Graphene Projections

The neat tricks we are learning to do just go on and on.  Many of these tricks will also have applications to other materials were special needs arise.  Except the pure versatility of graphene suggests such a wide range of capability that other materials are almost moot.

Here we are learning to move plasmoids about over the working surface.  At some point this will be shaped with precision and applied.

Strangely, our whole idea of electronics is gathering itself up and sinking into a three dimensional graphene matrix.  It is just beginning, but this revolution is similar to the discovery of the idea of a transistor and just as important.

Imagine the concentrated computer power of something that looks like a diamond but is internally constructed using the methods we have been seeing in these posts.  Imagine triggering the diamond ring and seeing a holographic projection of a person who stands in front of you and communicates with you and takes your instructions.

This work on graphene makes all this no longer a nice fantasy. It is becoming technically plausible.

Graphene: What Projections And Humps Can Be Good For

by Staff Writers

A residual interaction with the SiC substrate causes the formation of the six-fold satellite reflex structure. (Credit: Christoph Tegenkamp, Leibniz University Hanover)

Braunschweig, Germany (SPX) Apr 21, 2010

At present, graphene probably is the most investigated new material system worldwide. Due to its astonishing mechanical, chemical and electronic properties, it promises manifold future applications - for example in microelectronics. The electrons in graphene are particularly movable and could, therefore, replace silicon which is used today as the basic material of fast computer chips.

In a research cooperation, scientists of Leibniz University Hanover and of the Physikalisch-Technische Bundesanstalt (PTB) have now investigated in which way a rough base affects the electronic properties of the graphene layer.

Their results suggest that it will soon be possible to control plasmons, i.e. collective oscillations of electrons, purposefully in the graphene, by virtually establishing a lane composed of projections and humps for them. The results were published in the current edition of the New Journal of Physics.

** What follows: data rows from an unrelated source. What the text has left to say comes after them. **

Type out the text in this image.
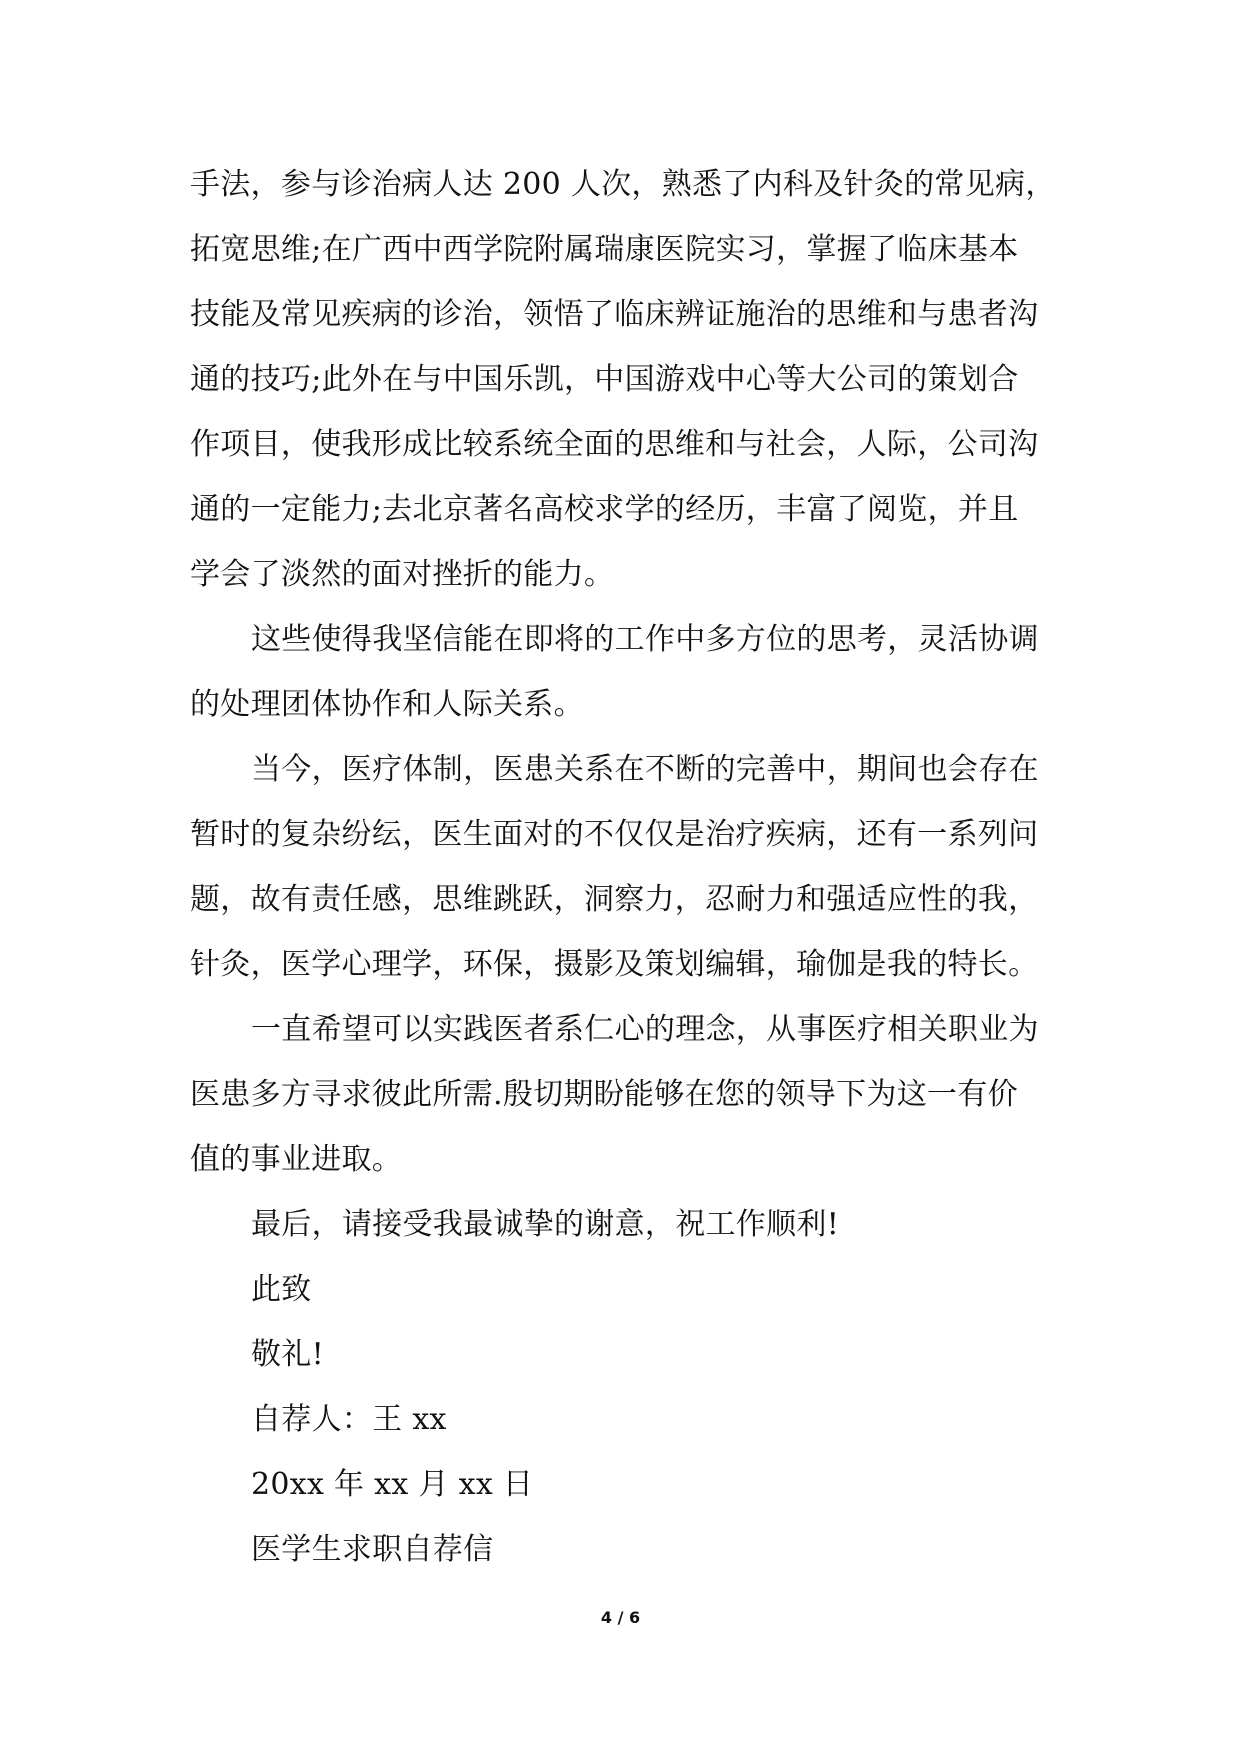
手法，参与诊治病人达 200 人次，熟悉了内科及针灸的常见病，
拓宽思维;在广西中西学院附属瑞康医院实习，掌握了临床基本
技能及常见疾病的诊治，领悟了临床辨证施治的思维和与患者沟
通的技巧;此外在与中国乐凯，中国游戏中心等大公司的策划合
作项目，使我形成比较系统全面的思维和与社会，人际，公司沟
通的一定能力;去北京著名高校求学的经历，丰富了阅览，并且
学会了淡然的面对挫折的能力。
这些使得我坚信能在即将的工作中多方位的思考，灵活协调
的处理团体协作和人际关系。
当今，医疗体制，医患关系在不断的完善中，期间也会存在
暂时的复杂纷纭，医生面对的不仅仅是治疗疾病，还有一系列问
题，故有责任感，思维跳跃，洞察力，忍耐力和强适应性的我，
针灸，医学心理学，环保，摄影及策划编辑，瑜伽是我的特长。
一直希望可以实践医者系仁心的理念，从事医疗相关职业为
医患多方寻求彼此所需.殷切期盼能够在您的领导下为这一有价
值的事业进取。
最后，请接受我最诚挚的谢意，祝工作顺利!
此致
敬礼!
自荐人：王 xx
20xx 年 xx 月 xx 日
医学生求职自荐信
4 / 6
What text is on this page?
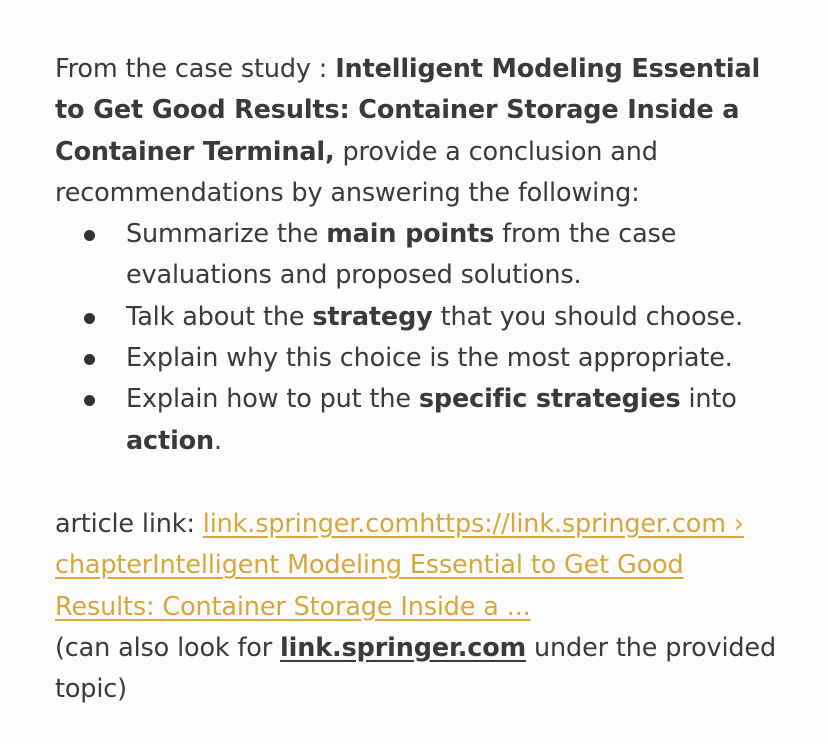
From the case study : Intelligent Modeling Essential to Get Good Results: Container Storage Inside a Container Terminal, provide a conclusion and recommendations by answering the following:

Summarize the main points from the case evaluations and proposed solutions.
Talk about the strategy that you should choose.
Explain why this choice is the most appropriate.
Explain how to put the specific strategies into action.

article link: link.springer.comhttps://link.springer.com › chapterIntelligent Modeling Essential to Get Good Results: Container Storage Inside a ...
(can also look for link.springer.com under the provided topic)
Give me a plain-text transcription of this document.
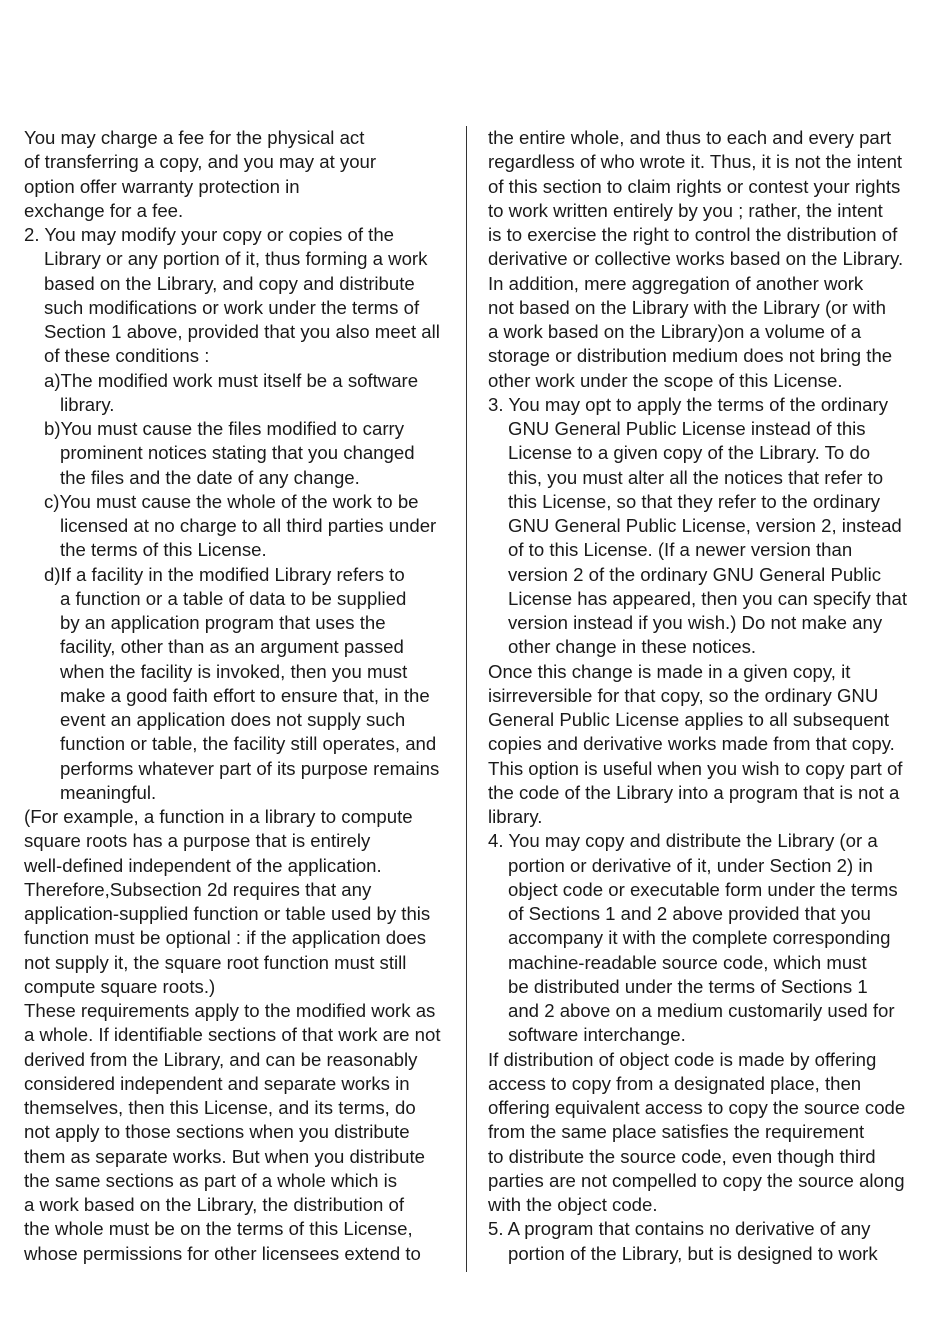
You may charge a fee for the physical act
of transferring a copy, and you may at your
option offer warranty protection in
exchange for a fee.
2. You may modify your copy or copies of the
Library or any portion of it, thus forming a work
based on the Library, and copy and distribute
such modifications or work under the terms of
Section 1 above, provided that you also meet all
of these conditions :
a)The modified work must itself be a software
library.
b)You must cause the files modified to carry
prominent notices stating that you changed
the files and the date of any change.
c)You must cause the whole of the work to be
licensed at no charge to all third parties under
the terms of this License.
d)If a facility in the modified Library refers to
a function or a table of data to be supplied
by an application program that uses the
facility, other than as an argument passed
when the facility is invoked, then you must
make a good faith effort to ensure that, in the
event an application does not supply such
function or table, the facility still operates, and
performs whatever part of its purpose remains
meaningful.
(For example, a function in a library to compute
square roots has a purpose that is entirely
well-defined independent of the application.
Therefore,Subsection 2d requires that any
application-supplied function or table used by this
function must be optional : if the application does
not supply it, the square root function must still
compute square roots.)
These requirements apply to the modified work as
a whole. If identifiable sections of that work are not
derived from the Library, and can be reasonably
considered independent and separate works in
themselves, then this License, and its terms, do
not apply to those sections when you distribute
them as separate works. But when you distribute
the same sections as part of a whole which is
a work based on the Library, the distribution of
the whole must be on the terms of this License,
whose permissions for other licensees extend to
the entire whole, and thus to each and every part
regardless of who wrote it. Thus, it is not the intent
of this section to claim rights or contest your rights
to work written entirely by you ; rather, the intent
is to exercise the right to control the distribution of
derivative or collective works based on the Library.
In addition, mere aggregation of another work
not based on the Library with the Library (or with
a work based on the Library)on a volume of a
storage or distribution medium does not bring the
other work under the scope of this License.
3. You may opt to apply the terms of the ordinary
GNU General Public License instead of this
License to a given copy of the Library. To do
this, you must alter all the notices that refer to
this License, so that they refer to the ordinary
GNU General Public License, version 2, instead
of to this License. (If a newer version than
version 2 of the ordinary GNU General Public
License has appeared, then you can specify that
version instead if you wish.) Do not make any
other change in these notices.
Once this change is made in a given copy, it
isirreversible for that copy, so the ordinary GNU
General Public License applies to all subsequent
copies and derivative works made from that copy.
This option is useful when you wish to copy part of
the code of the Library into a program that is not a
library.
4. You may copy and distribute the Library (or a
portion or derivative of it, under Section 2) in
object code or executable form under the terms
of Sections 1 and 2 above provided that you
accompany it with the complete corresponding
machine-readable source code, which must
be distributed under the terms of Sections 1
and 2 above on a medium customarily used for
software interchange.
If distribution of object code is made by offering
access to copy from a designated place, then
offering equivalent access to copy the source code
from the same place satisfies the requirement
to distribute the source code, even though third
parties are not compelled to copy the source along
with the object code.
5. A program that contains no derivative of any
portion of the Library, but is designed to work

The structure of graphene itself is fascinating: It consists of exactly one single, regular layer of carbon atoms. To manufacture this incredibly thin layer absolutely neatly is a great challenge. A possible method to recipitate graphene extensively on an insulating substrate is epitaxy, i.e. the controlled growth of graphene on insulating silicon carbide.

For this purpose, a silicon carbide crystal is heated in vacuum. Starting from a specific temperature, carbon atoms migrate to the surface and form a monoatomic layer on the - still solid - silicon carbide. An important question for later applications is, how defects and steps of the silicon carbide surface affect the electronic properties of the graphene grown on it.

Within the scope of a research cooperation between PTB and Leibniz University Hanover, the influence of defects in the graphene on the electronic properties has been investigated. During the investigations, special attention was paid to the influence of the defects on a special electronic excitation, the so-called plasmons.

By different sample preparation, first of all silicon carbide crystals with different surface roughness and, thus, with a different concentration of surface defects were investigated, on which, subsequently, graphene formed. The influence of the defects on the plasmon excitations was then investigated by means of low-energy electron diffraction (SPA-LEED) and electron loss spectroscopy (EELS).

The process revealed a strong dependence of the lifetime of plasmon on the surface quality. Defects, as they are caused on step edges and grain boundaries, strongly impede the propagation of the plasmons and drastically shorten their lifetime. Here it is remarkable that the other electronic properties of the plasmons, in particular their dispersion, remain largely unaffected.

This opens up interesting possibilities for the future technical application and use of plasmons (the so-called "plasmonics") in graphene.

By selective adjustment of the surface roughness, different graphene ranges could be generated in which the plasmons are either strongly dampened or can propagate almost unobstructedly. In this way, the plasmons could be conducted along "plasmon conductors" with low surface roughness specifically from one point of a graphene chip to another.